A biopolymer is a polymer found in nature. Starch, proteins and peptides, and DNA and RNA are all examples of biopolymers, in which the monomer units, respectively, are sugars, amino acids, and nucleic acids. The exact chemical composition and the sequence in which these units are arranged is called the polymer's primary structure. Many biopolymers spontaneously "fold" into characteristic shapes, which determine their biological functions and depend in a complicated way on their primary structures. Structural biology is the study of the shapes of biopolymers.
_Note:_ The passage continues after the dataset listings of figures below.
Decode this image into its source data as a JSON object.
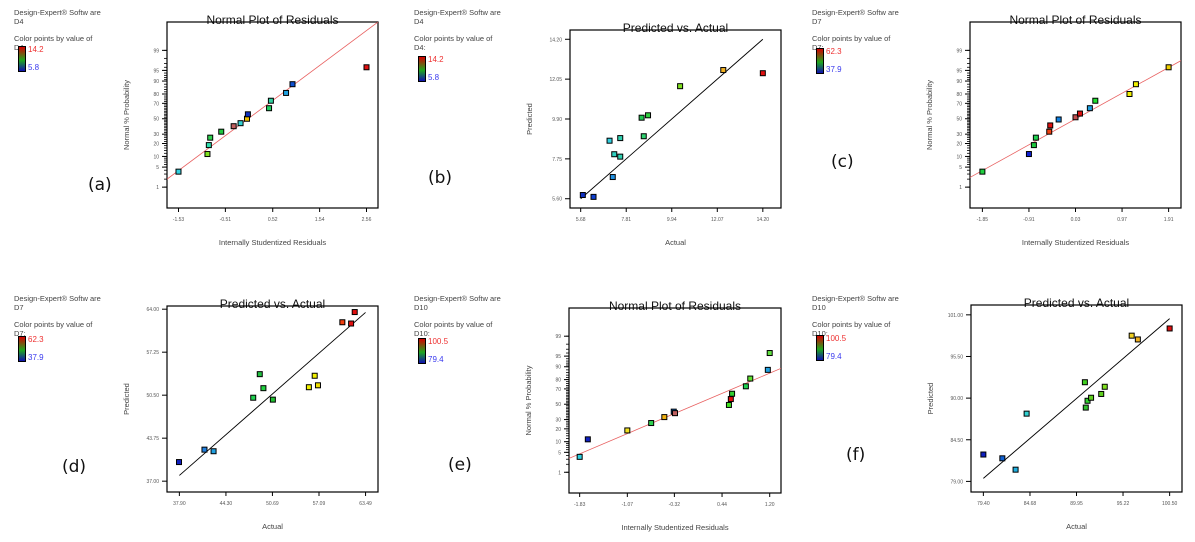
{
  "software_label": "Design-Expert® Softw are",
  "color_points_label": "Color points by value of",
  "chart_data": [
    {
      "id": "a",
      "panel_label": "(a)",
      "type": "scatter",
      "title": "Normal Plot of Residuals",
      "xlabel": "Internally Studentized Residuals",
      "ylabel": "Normal % Probability",
      "response": "D4",
      "legend": {
        "high": "14.2",
        "low": "5.8"
      },
      "scale": "probability",
      "x_ticks": [
        "-1.53",
        "-0.51",
        "0.52",
        "1.54",
        "2.56"
      ],
      "xlim": [
        -1.78,
        2.81
      ],
      "y_ticks": [
        "1",
        "5",
        "10",
        "20",
        "30",
        "50",
        "70",
        "80",
        "90",
        "95",
        "99"
      ],
      "fit_line": {
        "x": [
          -1.78,
          2.81
        ],
        "y": [
          2.0,
          99.95
        ],
        "color": "#e86060"
      },
      "points": [
        {
          "x": -1.53,
          "y": 3.6,
          "color": "#30d0e0"
        },
        {
          "x": -0.9,
          "y": 11.5,
          "color": "#80e020"
        },
        {
          "x": -0.87,
          "y": 18.5,
          "color": "#30e0b0"
        },
        {
          "x": -0.84,
          "y": 26,
          "color": "#30d050"
        },
        {
          "x": -0.6,
          "y": 33,
          "color": "#20c840"
        },
        {
          "x": -0.33,
          "y": 40,
          "color": "#c06060"
        },
        {
          "x": -0.18,
          "y": 44,
          "color": "#30d0d0"
        },
        {
          "x": -0.04,
          "y": 50,
          "color": "#f0c000"
        },
        {
          "x": -0.02,
          "y": 56,
          "color": "#1030c0"
        },
        {
          "x": 0.44,
          "y": 64,
          "color": "#20d060"
        },
        {
          "x": 0.48,
          "y": 73,
          "color": "#30d0a0"
        },
        {
          "x": 0.81,
          "y": 81,
          "color": "#20a0e0"
        },
        {
          "x": 0.95,
          "y": 88,
          "color": "#1050d0"
        },
        {
          "x": 2.56,
          "y": 96,
          "color": "#e01010"
        }
      ]
    },
    {
      "id": "b",
      "panel_label": "(b)",
      "type": "scatter",
      "title": "Predicted vs. Actual",
      "xlabel": "Actual",
      "ylabel": "Predicted",
      "response": "D4",
      "legend": {
        "high": "14.2",
        "low": "5.8"
      },
      "scale": "linear",
      "x_ticks": [
        "5.68",
        "7.81",
        "9.94",
        "12.07",
        "14.20"
      ],
      "xlim": [
        5.18,
        15.05
      ],
      "y_ticks": [
        "5.60",
        "7.75",
        "9.90",
        "12.05",
        "14.20"
      ],
      "ylim": [
        5.1,
        14.7
      ],
      "fit_line": {
        "x": [
          5.68,
          14.2
        ],
        "y": [
          5.6,
          14.2
        ],
        "color": "#000000"
      },
      "points": [
        {
          "x": 5.78,
          "y": 5.8,
          "color": "#1030c0"
        },
        {
          "x": 6.28,
          "y": 5.7,
          "color": "#1040d0"
        },
        {
          "x": 7.18,
          "y": 6.77,
          "color": "#2090e0"
        },
        {
          "x": 7.03,
          "y": 8.73,
          "color": "#30d0e0"
        },
        {
          "x": 7.25,
          "y": 8.0,
          "color": "#30d0c0"
        },
        {
          "x": 7.53,
          "y": 8.87,
          "color": "#30d0b0"
        },
        {
          "x": 7.53,
          "y": 7.87,
          "color": "#30d0b0"
        },
        {
          "x": 8.53,
          "y": 9.97,
          "color": "#20c850"
        },
        {
          "x": 8.83,
          "y": 10.1,
          "color": "#30d040"
        },
        {
          "x": 8.63,
          "y": 8.97,
          "color": "#30d070"
        },
        {
          "x": 10.33,
          "y": 11.67,
          "color": "#80e020"
        },
        {
          "x": 12.35,
          "y": 12.54,
          "color": "#f0b020"
        },
        {
          "x": 14.2,
          "y": 12.37,
          "color": "#e01010"
        }
      ]
    },
    {
      "id": "c",
      "panel_label": "(c)",
      "type": "scatter",
      "title": "Normal Plot of Residuals",
      "xlabel": "Internally Studentized Residuals",
      "ylabel": "Normal % Probability",
      "response": "D7",
      "legend": {
        "high": "62.3",
        "low": "37.9"
      },
      "scale": "probability",
      "x_ticks": [
        "-1.85",
        "-0.91",
        "0.03",
        "0.97",
        "1.91"
      ],
      "xlim": [
        -2.1,
        2.16
      ],
      "y_ticks": [
        "1",
        "5",
        "10",
        "20",
        "30",
        "50",
        "70",
        "80",
        "90",
        "95",
        "99"
      ],
      "fit_line": {
        "x": [
          -2.1,
          2.16
        ],
        "y": [
          2.3,
          97.6
        ],
        "color": "#e86060"
      },
      "points": [
        {
          "x": -1.85,
          "y": 3.6,
          "color": "#20d040"
        },
        {
          "x": -0.91,
          "y": 11.5,
          "color": "#1020d0"
        },
        {
          "x": -0.81,
          "y": 18.5,
          "color": "#20c840"
        },
        {
          "x": -0.77,
          "y": 26,
          "color": "#20d050"
        },
        {
          "x": -0.5,
          "y": 33,
          "color": "#f04010"
        },
        {
          "x": -0.48,
          "y": 41,
          "color": "#e01010"
        },
        {
          "x": -0.31,
          "y": 49,
          "color": "#1080e0"
        },
        {
          "x": 0.03,
          "y": 52,
          "color": "#c05050"
        },
        {
          "x": 0.12,
          "y": 57,
          "color": "#e01010"
        },
        {
          "x": 0.32,
          "y": 64,
          "color": "#20a0e0"
        },
        {
          "x": 0.43,
          "y": 73,
          "color": "#20e030"
        },
        {
          "x": 1.12,
          "y": 80,
          "color": "#f0f000"
        },
        {
          "x": 1.25,
          "y": 88,
          "color": "#f0f000"
        },
        {
          "x": 1.91,
          "y": 96,
          "color": "#f0d000"
        }
      ]
    },
    {
      "id": "d",
      "panel_label": "(d)",
      "type": "scatter",
      "title": "Predicted vs. Actual",
      "xlabel": "Actual",
      "ylabel": "Predicted",
      "response": "D7",
      "legend": {
        "high": "62.3",
        "low": "37.9"
      },
      "scale": "linear",
      "x_ticks": [
        "37.90",
        "44.30",
        "50.69",
        "57.09",
        "63.49"
      ],
      "xlim": [
        36.2,
        65.2
      ],
      "y_ticks": [
        "37.00",
        "43.75",
        "50.50",
        "57.25",
        "64.00"
      ],
      "ylim": [
        35.3,
        64.5
      ],
      "fit_line": {
        "x": [
          37.9,
          63.49
        ],
        "y": [
          37.9,
          63.49
        ],
        "color": "#000000"
      },
      "points": [
        {
          "x": 37.85,
          "y": 40.0,
          "color": "#1020c0"
        },
        {
          "x": 41.35,
          "y": 41.95,
          "color": "#2080e0"
        },
        {
          "x": 42.6,
          "y": 41.7,
          "color": "#20a0e0"
        },
        {
          "x": 48.05,
          "y": 50.1,
          "color": "#20d050"
        },
        {
          "x": 48.95,
          "y": 53.8,
          "color": "#20c040"
        },
        {
          "x": 49.45,
          "y": 51.6,
          "color": "#20d040"
        },
        {
          "x": 50.75,
          "y": 49.8,
          "color": "#20c030"
        },
        {
          "x": 55.7,
          "y": 51.75,
          "color": "#f0f000"
        },
        {
          "x": 56.5,
          "y": 53.55,
          "color": "#f0f000"
        },
        {
          "x": 56.95,
          "y": 52.05,
          "color": "#f0e000"
        },
        {
          "x": 60.3,
          "y": 61.95,
          "color": "#f04010"
        },
        {
          "x": 61.5,
          "y": 61.75,
          "color": "#e01010"
        },
        {
          "x": 62.0,
          "y": 63.55,
          "color": "#e01010"
        }
      ]
    },
    {
      "id": "e",
      "panel_label": "(e)",
      "type": "scatter",
      "title": "Normal Plot of Residuals",
      "xlabel": "Internally Studentized Residuals",
      "ylabel": "Normal % Probability",
      "response": "D10",
      "legend": {
        "high": "100.5",
        "low": "79.4"
      },
      "scale": "probability",
      "x_ticks": [
        "-1.83",
        "-1.07",
        "-0.32",
        "0.44",
        "1.20"
      ],
      "xlim": [
        -2.0,
        1.38
      ],
      "y_ticks": [
        "1",
        "5",
        "10",
        "20",
        "30",
        "50",
        "70",
        "80",
        "90",
        "95",
        "99"
      ],
      "fit_line": {
        "x": [
          -2.0,
          1.38
        ],
        "y": [
          3.2,
          89.0
        ],
        "color": "#e86060"
      },
      "points": [
        {
          "x": -1.83,
          "y": 3.6,
          "color": "#30d0e0"
        },
        {
          "x": -1.7,
          "y": 11.5,
          "color": "#1020c0"
        },
        {
          "x": -1.07,
          "y": 18.5,
          "color": "#f0e020"
        },
        {
          "x": -0.69,
          "y": 26,
          "color": "#30d050"
        },
        {
          "x": -0.48,
          "y": 33,
          "color": "#f0b010"
        },
        {
          "x": -0.33,
          "y": 40,
          "color": "#1070d0"
        },
        {
          "x": -0.31,
          "y": 38,
          "color": "#c06060"
        },
        {
          "x": 0.55,
          "y": 49,
          "color": "#40e020"
        },
        {
          "x": 0.58,
          "y": 57,
          "color": "#e01010"
        },
        {
          "x": 0.6,
          "y": 64,
          "color": "#30d030"
        },
        {
          "x": 0.82,
          "y": 73,
          "color": "#20d050"
        },
        {
          "x": 0.89,
          "y": 81,
          "color": "#60e030"
        },
        {
          "x": 1.17,
          "y": 88,
          "color": "#20a0e0"
        },
        {
          "x": 1.2,
          "y": 96,
          "color": "#60e040"
        }
      ]
    },
    {
      "id": "f",
      "panel_label": "(f)",
      "type": "scatter",
      "title": "Predicted vs. Actual",
      "xlabel": "Actual",
      "ylabel": "Predicted",
      "response": "D10",
      "legend": {
        "high": "100.5",
        "low": "79.4"
      },
      "scale": "linear",
      "x_ticks": [
        "79.40",
        "84.68",
        "89.95",
        "95.22",
        "100.50"
      ],
      "xlim": [
        78.0,
        101.9
      ],
      "y_ticks": [
        "79.00",
        "84.50",
        "90.00",
        "95.50",
        "101.00"
      ],
      "ylim": [
        77.6,
        102.3
      ],
      "fit_line": {
        "x": [
          79.4,
          100.5
        ],
        "y": [
          79.4,
          100.5
        ],
        "color": "#000000"
      },
      "points": [
        {
          "x": 79.4,
          "y": 82.55,
          "color": "#1020c0"
        },
        {
          "x": 81.55,
          "y": 82.05,
          "color": "#1060d0"
        },
        {
          "x": 83.05,
          "y": 80.55,
          "color": "#20b0e0"
        },
        {
          "x": 84.3,
          "y": 87.95,
          "color": "#30d0d0"
        },
        {
          "x": 90.9,
          "y": 92.1,
          "color": "#40d020"
        },
        {
          "x": 91.0,
          "y": 88.75,
          "color": "#30c030"
        },
        {
          "x": 91.2,
          "y": 89.65,
          "color": "#30d030"
        },
        {
          "x": 91.6,
          "y": 90.05,
          "color": "#60d020"
        },
        {
          "x": 92.75,
          "y": 90.55,
          "color": "#60d020"
        },
        {
          "x": 93.15,
          "y": 91.5,
          "color": "#80e020"
        },
        {
          "x": 96.2,
          "y": 98.25,
          "color": "#f0d020"
        },
        {
          "x": 96.9,
          "y": 97.75,
          "color": "#f0b020"
        },
        {
          "x": 100.5,
          "y": 99.2,
          "color": "#e01010"
        }
      ]
    }
  ]
}
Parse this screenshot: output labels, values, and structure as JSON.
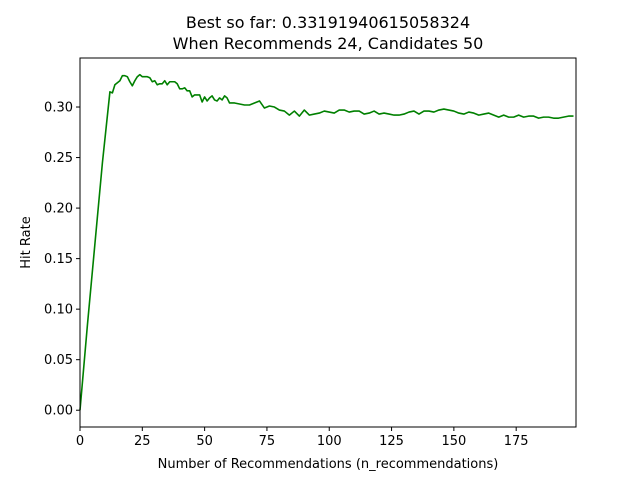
{
  "chart_data": {
    "type": "line",
    "title": "Best so far: 0.33191940615058324",
    "subtitle": "When Recommends 24, Candidates 50",
    "xlabel": "Number of Recommendations (n_recommendations)",
    "ylabel": "Hit Rate",
    "xlim": [
      0,
      199
    ],
    "ylim": [
      -0.0166,
      0.3485
    ],
    "x_ticks": [
      0,
      25,
      50,
      75,
      100,
      125,
      150,
      175
    ],
    "x_tick_labels": [
      "0",
      "25",
      "50",
      "75",
      "100",
      "125",
      "150",
      "175"
    ],
    "y_ticks": [
      0.0,
      0.05,
      0.1,
      0.15,
      0.2,
      0.25,
      0.3
    ],
    "y_tick_labels": [
      "0.00",
      "0.05",
      "0.10",
      "0.15",
      "0.20",
      "0.25",
      "0.30"
    ],
    "grid": false,
    "series": [
      {
        "color": "#008000",
        "x": [
          0,
          3,
          6,
          9,
          12,
          13,
          14,
          15,
          16,
          17,
          18,
          19,
          20,
          21,
          22,
          23,
          24,
          25,
          26,
          27,
          28,
          29,
          30,
          31,
          32,
          33,
          34,
          35,
          36,
          37,
          38,
          39,
          40,
          41,
          42,
          43,
          44,
          45,
          46,
          47,
          48,
          49,
          50,
          51,
          52,
          53,
          54,
          55,
          56,
          57,
          58,
          59,
          60,
          62,
          64,
          66,
          68,
          70,
          72,
          74,
          76,
          78,
          80,
          82,
          84,
          86,
          88,
          90,
          92,
          94,
          96,
          98,
          100,
          102,
          104,
          106,
          108,
          110,
          112,
          114,
          116,
          118,
          120,
          122,
          124,
          126,
          128,
          130,
          132,
          134,
          136,
          138,
          140,
          142,
          144,
          146,
          148,
          150,
          152,
          154,
          156,
          158,
          160,
          162,
          164,
          166,
          168,
          170,
          172,
          174,
          176,
          178,
          180,
          182,
          184,
          186,
          188,
          190,
          192,
          194,
          196,
          198
        ],
        "y": [
          0.0,
          0.085,
          0.165,
          0.245,
          0.315,
          0.314,
          0.322,
          0.324,
          0.326,
          0.331,
          0.331,
          0.33,
          0.325,
          0.321,
          0.326,
          0.33,
          0.332,
          0.33,
          0.33,
          0.33,
          0.329,
          0.325,
          0.326,
          0.322,
          0.323,
          0.323,
          0.326,
          0.322,
          0.325,
          0.325,
          0.325,
          0.323,
          0.318,
          0.318,
          0.319,
          0.316,
          0.316,
          0.31,
          0.312,
          0.312,
          0.312,
          0.305,
          0.31,
          0.306,
          0.309,
          0.311,
          0.307,
          0.306,
          0.309,
          0.307,
          0.311,
          0.309,
          0.304,
          0.304,
          0.303,
          0.302,
          0.302,
          0.304,
          0.306,
          0.299,
          0.301,
          0.3,
          0.297,
          0.296,
          0.292,
          0.296,
          0.291,
          0.297,
          0.292,
          0.293,
          0.294,
          0.296,
          0.295,
          0.294,
          0.297,
          0.297,
          0.295,
          0.296,
          0.296,
          0.293,
          0.294,
          0.296,
          0.293,
          0.294,
          0.293,
          0.292,
          0.292,
          0.293,
          0.295,
          0.296,
          0.293,
          0.296,
          0.296,
          0.295,
          0.297,
          0.298,
          0.297,
          0.296,
          0.294,
          0.293,
          0.295,
          0.294,
          0.292,
          0.293,
          0.294,
          0.292,
          0.29,
          0.292,
          0.29,
          0.29,
          0.292,
          0.29,
          0.291,
          0.291,
          0.289,
          0.29,
          0.29,
          0.289,
          0.289,
          0.29,
          0.291,
          0.291
        ]
      }
    ]
  }
}
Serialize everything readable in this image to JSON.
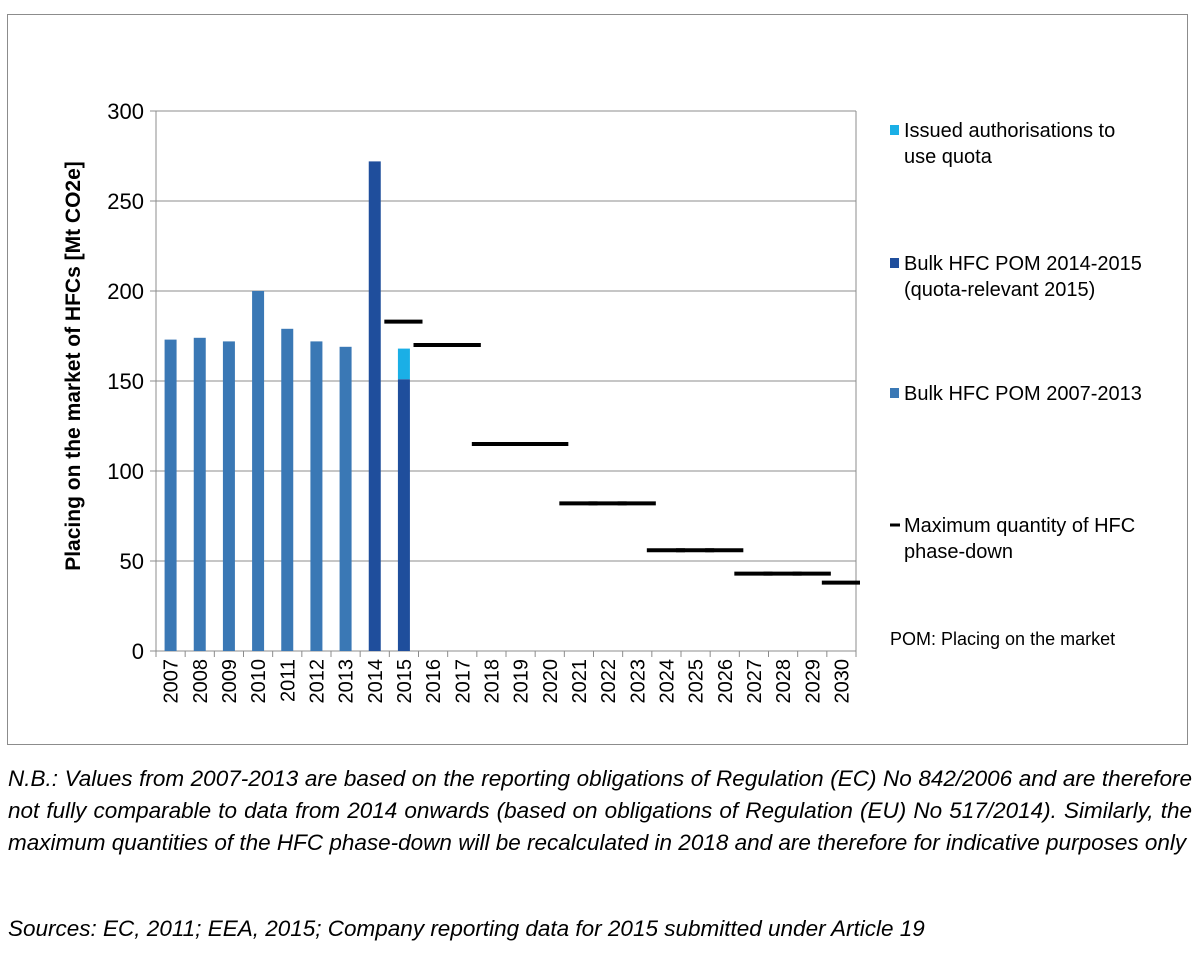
{
  "chart_data": {
    "type": "bar",
    "ylabel": "Placing on the market of HFCs [Mt CO2e]",
    "ylim": [
      0,
      300
    ],
    "yticks": [
      0,
      50,
      100,
      150,
      200,
      250,
      300
    ],
    "grid": true,
    "legend_position": "right",
    "categories": [
      "2007",
      "2008",
      "2009",
      "2010",
      "2011",
      "2012",
      "2013",
      "2014",
      "2015",
      "2016",
      "2017",
      "2018",
      "2019",
      "2020",
      "2021",
      "2022",
      "2023",
      "2024",
      "2025",
      "2026",
      "2027",
      "2028",
      "2029",
      "2030"
    ],
    "series": [
      {
        "name": "Issued authorisations to use quota",
        "color": "#1aafe6",
        "kind": "bar-stacked",
        "values": [
          null,
          null,
          null,
          null,
          null,
          null,
          null,
          null,
          17,
          null,
          null,
          null,
          null,
          null,
          null,
          null,
          null,
          null,
          null,
          null,
          null,
          null,
          null,
          null
        ]
      },
      {
        "name": "Bulk HFC POM 2014-2015 (quota-relevant 2015)",
        "color": "#1f4e9c",
        "kind": "bar",
        "values": [
          null,
          null,
          null,
          null,
          null,
          null,
          null,
          272,
          151,
          null,
          null,
          null,
          null,
          null,
          null,
          null,
          null,
          null,
          null,
          null,
          null,
          null,
          null,
          null
        ]
      },
      {
        "name": "Bulk HFC POM 2007-2013",
        "color": "#3a78b5",
        "kind": "bar",
        "values": [
          173,
          174,
          172,
          200,
          179,
          172,
          169,
          null,
          null,
          null,
          null,
          null,
          null,
          null,
          null,
          null,
          null,
          null,
          null,
          null,
          null,
          null,
          null,
          null
        ]
      },
      {
        "name": "Maximum quantity of HFC phase-down",
        "color": "#000000",
        "kind": "dash",
        "values": [
          null,
          null,
          null,
          null,
          null,
          null,
          null,
          null,
          183,
          170,
          170,
          115,
          115,
          115,
          82,
          82,
          82,
          56,
          56,
          56,
          43,
          43,
          43,
          38
        ]
      }
    ],
    "legend_order": [
      0,
      1,
      2,
      3
    ],
    "annotation": "POM: Placing on the market"
  },
  "notes": {
    "nb": "N.B.: Values from 2007-2013 are based on the reporting obligations of Regulation (EC) No 842/2006 and are therefore not fully comparable to data from 2014 onwards (based on obligations of Regulation (EU) No 517/2014). Similarly, the maximum quantities of the HFC phase-down will be recalculated in 2018 and are therefore for indicative purposes only",
    "sources": "Sources: EC, 2011; EEA, 2015; Company reporting data for 2015 submitted under Article 19"
  }
}
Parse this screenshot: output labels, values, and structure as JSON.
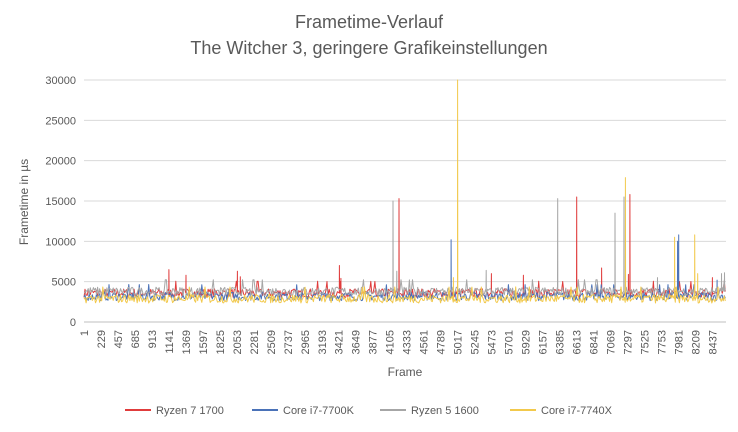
{
  "chart_data": {
    "type": "line",
    "title": "Frametime-Verlauf",
    "subtitle": "The Witcher 3, geringere Grafikeinstellungen",
    "xlabel": "Frame",
    "ylabel": "Frametime in µs",
    "ylim": [
      0,
      30000
    ],
    "yticks": [
      "0",
      "5000",
      "10000",
      "15000",
      "20000",
      "25000",
      "30000"
    ],
    "xticks": [
      "1",
      "229",
      "457",
      "685",
      "913",
      "1141",
      "1369",
      "1597",
      "1825",
      "2053",
      "2281",
      "2509",
      "2737",
      "2965",
      "3193",
      "3421",
      "3649",
      "3877",
      "4105",
      "4333",
      "4561",
      "4789",
      "5017",
      "5245",
      "5473",
      "5701",
      "5929",
      "6157",
      "6385",
      "6613",
      "6841",
      "7069",
      "7297",
      "7525",
      "7753",
      "7981",
      "8209",
      "8437"
    ],
    "xlim": [
      1,
      8620
    ],
    "grid": "horizontal",
    "legend_position": "bottom",
    "series": [
      {
        "name": "Ryzen 7 1700",
        "color": "#e03c3c",
        "baseline": 3600,
        "spikes": [
          [
            1141,
            6500
          ],
          [
            1370,
            5800
          ],
          [
            2060,
            6300
          ],
          [
            2100,
            5600
          ],
          [
            3430,
            7000
          ],
          [
            3450,
            5400
          ],
          [
            4230,
            15300
          ],
          [
            5470,
            6000
          ],
          [
            5900,
            5800
          ],
          [
            6615,
            15500
          ],
          [
            6950,
            6700
          ],
          [
            7330,
            15800
          ],
          [
            7310,
            5900
          ],
          [
            8437,
            5500
          ]
        ]
      },
      {
        "name": "Core i7-7700K",
        "color": "#4a72b8",
        "baseline": 3200,
        "spikes": [
          [
            4930,
            10200
          ],
          [
            7985,
            10800
          ],
          [
            7970,
            10000
          ],
          [
            8500,
            5200
          ]
        ]
      },
      {
        "name": "Ryzen 5 1600",
        "color": "#a6a6a6",
        "baseline": 3800,
        "spikes": [
          [
            4150,
            15000
          ],
          [
            4200,
            6300
          ],
          [
            5400,
            6400
          ],
          [
            6360,
            15300
          ],
          [
            7130,
            13500
          ],
          [
            7250,
            15500
          ],
          [
            7700,
            5500
          ],
          [
            8560,
            6000
          ],
          [
            8600,
            6100
          ]
        ]
      },
      {
        "name": "Core i7-7740X",
        "color": "#f2c94c",
        "baseline": 2900,
        "spikes": [
          [
            5017,
            30000
          ],
          [
            4960,
            5500
          ],
          [
            7270,
            17900
          ],
          [
            7930,
            10500
          ],
          [
            8200,
            10800
          ],
          [
            8240,
            6000
          ]
        ]
      }
    ]
  }
}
The convention for a protein is to list its constituent amino acid residues as they occur from the amino terminus to the carboxylic acid terminus. The convention for a nucleic acid sequence is to list the nucleotides as they occur from the 5' end to the 3' end of the polymer chain, where 5' and 3' refer to the numbering of carbons around the ribose ring which participate in forming the phosphate diester linkages of the chain. Such a sequence is called the primary structure of the biopolymer.

There are a number of biophysical techniques for determining sequence information. Protein sequence can be determined by Edman degradation, in which the N-terminal residues are hydrolyzed from the chain one at a time, derivatized, and then identified. Mass spectrometer techniques can also be used. Nucleic acid sequence can be determined using gel electrophoresis and capillary electrophoresis.